Passou então a uma outra tática: fomentar qualquer candidatura em nível regional contrária ao Rússia Unida, o partido governista. Ele logrou sucessos simbólicos nos pleitos locais de 2019 e 2020, e sua volta à Rússia era vista como uma preparação para o embate das eleições parlamentares de setembro. Agora, com ele preso, há a expectativa de que sua esposa, Iulia Navalnaia, ganhe destaque na oposição a Putin.

Navalni foi envenenado em agosto de 2020 e acusou diretamente Putin pela tentativa de assassinato. Ele foi tratado em Berlim, onde os médicos afirmaram ter encontrado em seu corpo traços de Novitchok, famoso veneno utilizado pelos serviços secretos russos.

Depois, Navalni divulgou a gravação de um trote que deu em um dos agentes do FSB (Serviço Federal de Segurança, sucessor da KGB) apontados como autores do ataque —nele, o espião acredita falar com um superior e admite ter colocado veneno na cueca do ativista no quarto de um hotel.

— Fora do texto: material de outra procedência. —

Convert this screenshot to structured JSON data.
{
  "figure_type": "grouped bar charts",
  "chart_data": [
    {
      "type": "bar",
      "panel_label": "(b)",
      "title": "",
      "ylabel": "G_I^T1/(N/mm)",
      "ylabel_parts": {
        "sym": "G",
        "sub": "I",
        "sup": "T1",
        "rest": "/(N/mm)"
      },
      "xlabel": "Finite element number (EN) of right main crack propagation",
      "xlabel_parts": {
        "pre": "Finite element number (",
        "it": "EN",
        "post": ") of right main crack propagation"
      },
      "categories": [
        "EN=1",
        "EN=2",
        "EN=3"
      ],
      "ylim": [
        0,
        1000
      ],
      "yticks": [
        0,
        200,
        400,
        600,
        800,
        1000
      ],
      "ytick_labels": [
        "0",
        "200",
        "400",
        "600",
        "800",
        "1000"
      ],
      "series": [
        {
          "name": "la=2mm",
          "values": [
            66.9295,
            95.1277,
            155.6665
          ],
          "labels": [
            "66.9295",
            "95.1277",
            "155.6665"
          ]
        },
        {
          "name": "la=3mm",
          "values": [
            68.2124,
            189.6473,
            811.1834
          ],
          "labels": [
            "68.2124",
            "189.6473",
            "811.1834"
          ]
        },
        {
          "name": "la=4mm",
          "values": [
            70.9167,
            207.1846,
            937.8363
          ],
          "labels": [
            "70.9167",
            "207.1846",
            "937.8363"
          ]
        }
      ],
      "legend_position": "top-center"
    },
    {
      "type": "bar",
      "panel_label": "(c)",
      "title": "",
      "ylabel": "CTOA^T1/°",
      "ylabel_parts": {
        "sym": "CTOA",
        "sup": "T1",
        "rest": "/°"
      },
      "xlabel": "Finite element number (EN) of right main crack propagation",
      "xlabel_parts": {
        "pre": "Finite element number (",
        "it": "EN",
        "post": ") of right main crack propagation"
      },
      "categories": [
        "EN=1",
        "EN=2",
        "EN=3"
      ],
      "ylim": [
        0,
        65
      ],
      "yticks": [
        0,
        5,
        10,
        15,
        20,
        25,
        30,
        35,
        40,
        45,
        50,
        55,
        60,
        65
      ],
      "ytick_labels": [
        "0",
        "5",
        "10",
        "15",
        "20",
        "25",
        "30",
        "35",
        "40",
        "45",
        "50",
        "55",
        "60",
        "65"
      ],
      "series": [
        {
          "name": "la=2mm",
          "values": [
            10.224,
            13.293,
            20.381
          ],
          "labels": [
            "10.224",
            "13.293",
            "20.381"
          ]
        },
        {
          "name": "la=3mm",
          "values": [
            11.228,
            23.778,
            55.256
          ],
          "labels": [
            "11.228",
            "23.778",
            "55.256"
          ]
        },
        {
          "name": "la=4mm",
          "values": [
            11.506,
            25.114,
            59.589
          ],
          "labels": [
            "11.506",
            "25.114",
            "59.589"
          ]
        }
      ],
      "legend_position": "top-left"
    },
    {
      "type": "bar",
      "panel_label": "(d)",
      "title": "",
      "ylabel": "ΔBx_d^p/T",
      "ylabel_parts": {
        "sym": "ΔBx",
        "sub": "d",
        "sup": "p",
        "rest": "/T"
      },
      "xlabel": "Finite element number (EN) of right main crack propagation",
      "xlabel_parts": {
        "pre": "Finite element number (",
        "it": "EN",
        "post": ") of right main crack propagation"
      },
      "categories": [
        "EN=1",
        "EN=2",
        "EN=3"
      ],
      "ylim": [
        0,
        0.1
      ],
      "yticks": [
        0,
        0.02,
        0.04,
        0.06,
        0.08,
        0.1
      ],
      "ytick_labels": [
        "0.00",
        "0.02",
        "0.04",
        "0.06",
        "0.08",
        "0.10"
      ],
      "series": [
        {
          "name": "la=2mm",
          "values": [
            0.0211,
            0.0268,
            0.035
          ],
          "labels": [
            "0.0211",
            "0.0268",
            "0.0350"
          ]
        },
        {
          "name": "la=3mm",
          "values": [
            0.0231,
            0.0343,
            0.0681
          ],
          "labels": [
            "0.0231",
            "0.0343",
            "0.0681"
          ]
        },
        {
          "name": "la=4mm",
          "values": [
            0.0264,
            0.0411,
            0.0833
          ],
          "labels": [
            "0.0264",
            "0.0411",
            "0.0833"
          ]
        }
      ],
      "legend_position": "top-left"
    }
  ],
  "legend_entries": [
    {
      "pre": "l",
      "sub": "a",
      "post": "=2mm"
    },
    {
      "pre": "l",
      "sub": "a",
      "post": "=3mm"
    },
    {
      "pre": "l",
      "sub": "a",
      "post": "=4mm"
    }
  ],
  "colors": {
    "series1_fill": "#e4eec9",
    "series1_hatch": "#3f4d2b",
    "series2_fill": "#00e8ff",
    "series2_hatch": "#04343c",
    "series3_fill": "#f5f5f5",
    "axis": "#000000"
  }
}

O Kremlin nega qualquer envolvimento, e Putin brincou que, se a Rússia quisesse matar Navalni, o teria feito.

O opositor foi preso em janeiro, ao voltar à Rússia depois de receber tratamento na Alemanha contra o envenenamento. O ativista é acusado formalmente de violar os termos de sua liberdade condicional ao sair do país, ainda que a saída tenha ocorrido sob uma justificativa médica —ele estava em coma.

Navalni teve uma sentença de prisão por fraude comutada em 2014, em uma ação que classifica como perseguição judicial. Embora nominalmente independente, o Judiciário russo é alinhado ao Kremlin.

A Justiça russa confirmou no mês passado a sentença do ativista anticorrupção. No total, ele foi condenado a três anos e meio de prisão, dos quais já cumpriu dez meses em regime domiciliar.